CDS – Gli inglesi sono appena tornati in Premier

LONDRA – Dopo un’assenza lunga otto anni le Aquile sono tornate in Premier League. A sorpresa, grazie alla vittoria in quella che gli inglesi – non senza una certa dose di enfasi retorica – definiscono la partita più ricca del mondo. Ovvero la finale dei play-off di Championship, la seconda…

LONDRA – Dopo un’assenza lunga otto anni le Aquile sono tornate in Premier League. A sorpresa, grazie alla vittoria in quella che gli inglesi – non senza una certa dose di enfasi retorica – definiscono la partita più ricca del mondo. Ovvero la finale dei play-off di Championship, la seconda divisione inglese. Lo scorso maggio, contro l’unanimità dei pronostici, il Crystal Palace ha battuto il favoritissimo Watford di Gianfranco Zola meritandosi l’accesso nel salotto buono del calcio inglese. Un ritorno per i londinesi che storicamente hanno sofferto la vicinanza di squadroni, coi rispettivi bacini d’utenza, come Tottenham e Arsenal. Per Steve Parish, il presidente del Palace, si è trattata di una formidabile iniezione di liquidità anche se l’estate sta trascorrendo nel segno della più oculata austerity.

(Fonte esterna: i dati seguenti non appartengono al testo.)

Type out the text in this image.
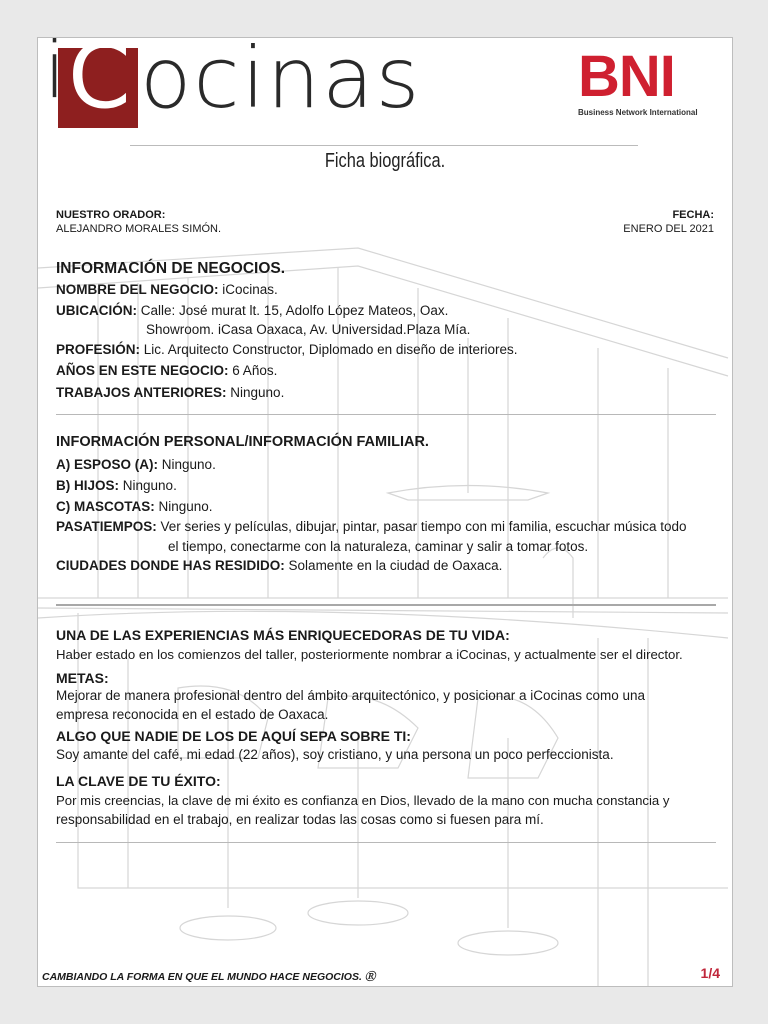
i C ocinas	BNI
Business Network International
Ficha biográfica.
NUESTRO ORADOR:
ALEJANDRO MORALES SIMÓN.
FECHA:
ENERO DEL 2021
INFORMACIÓN DE NEGOCIOS.
NOMBRE DEL NEGOCIO: iCocinas.
UBICACIÓN: Calle: José murat lt. 15, Adolfo López Mateos, Oax.
Showroom. iCasa Oaxaca, Av. Universidad.Plaza Mía.
PROFESIÓN: Lic. Arquitecto Constructor, Diplomado en diseño de interiores.
AÑOS EN ESTE NEGOCIO: 6 Años.
TRABAJOS ANTERIORES: Ninguno.
INFORMACIÓN PERSONAL/INFORMACIÓN FAMILIAR.
A) ESPOSO (A): Ninguno.
B) HIJOS: Ninguno.
C) MASCOTAS: Ninguno.
PASATIEMPOS: Ver series y películas, dibujar, pintar, pasar tiempo con mi familia, escuchar música todo
el tiempo, conectarme con la naturaleza, caminar y salir a tomar fotos.
CIUDADES DONDE HAS RESIDIDO: Solamente en la ciudad de Oaxaca.
UNA DE LAS EXPERIENCIAS MÁS ENRIQUECEDORAS DE TU VIDA:
Haber estado en los comienzos del taller, posteriormente nombrar a iCocinas, y actualmente ser el director.
METAS:
Mejorar de manera profesional dentro del ámbito arquitectónico, y posicionar a iCocinas como una
empresa reconocida en el estado de Oaxaca.
ALGO QUE NADIE DE LOS DE AQUÍ SEPA SOBRE TI:
Soy amante del café, mi edad (22 años), soy cristiano, y una persona un poco perfeccionista.
LA CLAVE DE TU ÉXITO:
Por mis creencias, la clave de mi éxito es confianza en Dios, llevado de la mano con mucha constancia y
responsabilidad en el trabajo, en realizar todas las cosas como si fuesen para mí.
CAMBIANDO LA FORMA EN QUE EL MUNDO HACE NEGOCIOS. Ⓡ	1/4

RINFORZI – Per Ian Holloway viceversa è stata l’annata del riscatto. Torna in Premier dopo averla persa due stagioni fa sulla panchina del Blackpool retrocesso. E proprio dalla sua ex squadra è arrivato l’acquisto di maggior esperienza, chiamato anche ad alzare il livello tecnico di una squadra operaia, di grande cuore e piedi non proprio sopraffini. E’ Elliot Grandin, ex Marsiglia, nelle ultime due stagioni a Blackpool (con gli ultimi mesi a Nizza) prima di svincolarsi. Con lui sono arrivati anche Jerome Thomas, svincolato ex West Bromwich, Stephen Dobbie, centrocampista del Brighton, e Dwight Gayle, attaccante dal Peterborough. Tutto da scoprire, anche perché preceduto da lusinghiere referenze, il giovane spagnolo José Campaña, acquistato dal Siviglia e già nazionale Under 21. Mentre in attacco Holloway dovrà affidarsi ancora ai gol del veterano Kevin Phillips.

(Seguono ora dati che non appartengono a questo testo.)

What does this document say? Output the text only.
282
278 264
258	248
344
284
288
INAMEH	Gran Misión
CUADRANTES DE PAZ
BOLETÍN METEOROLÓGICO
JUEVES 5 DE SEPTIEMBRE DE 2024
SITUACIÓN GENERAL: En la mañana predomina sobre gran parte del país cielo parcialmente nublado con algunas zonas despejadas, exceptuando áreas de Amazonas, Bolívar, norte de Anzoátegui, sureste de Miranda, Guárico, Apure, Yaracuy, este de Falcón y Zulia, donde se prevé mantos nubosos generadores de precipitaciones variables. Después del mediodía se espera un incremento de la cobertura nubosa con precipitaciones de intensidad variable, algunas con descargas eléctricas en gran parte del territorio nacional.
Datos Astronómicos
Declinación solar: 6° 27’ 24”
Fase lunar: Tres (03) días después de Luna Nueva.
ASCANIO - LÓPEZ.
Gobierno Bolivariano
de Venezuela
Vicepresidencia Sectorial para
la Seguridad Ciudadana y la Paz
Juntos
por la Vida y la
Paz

PRECAMPIONATO – Il pre-stagione delle Aquile fin qui ha destato più dubbi che speranze, e forse anche per questo il giudizio unanime dei bookmakers indica la squadra come la più probabile indiziata alla retrocessione istantanea. I limiti, al di là del fisiologico ritardo di condizione fisica (essenziale per il gioco), sono evidenti, come emerso dalla scoppola subita contro il modesto Crawley Town. Tra otto giorni il ritorno in Premier verrà battezzato dalla partita contro il Tottenham. Prima però c’è la Lazio, l’occasione per regalare uno speciale vernissage di presentazione ai neoacquisti davanti al pubblico di casa. Si prevede il tutto esaurito al Selhurst Park, anche se Halloway nelle dichiarazioni della vigilia ha come voluto mettere le mani avanti: «E’ una partita importante, che ci servirà per capire a che punto siamo. Ma non dimentichiamoci che solo settimana prossima cominciamo a fare sul serio. Ne approfitterò per fare qualche cambio».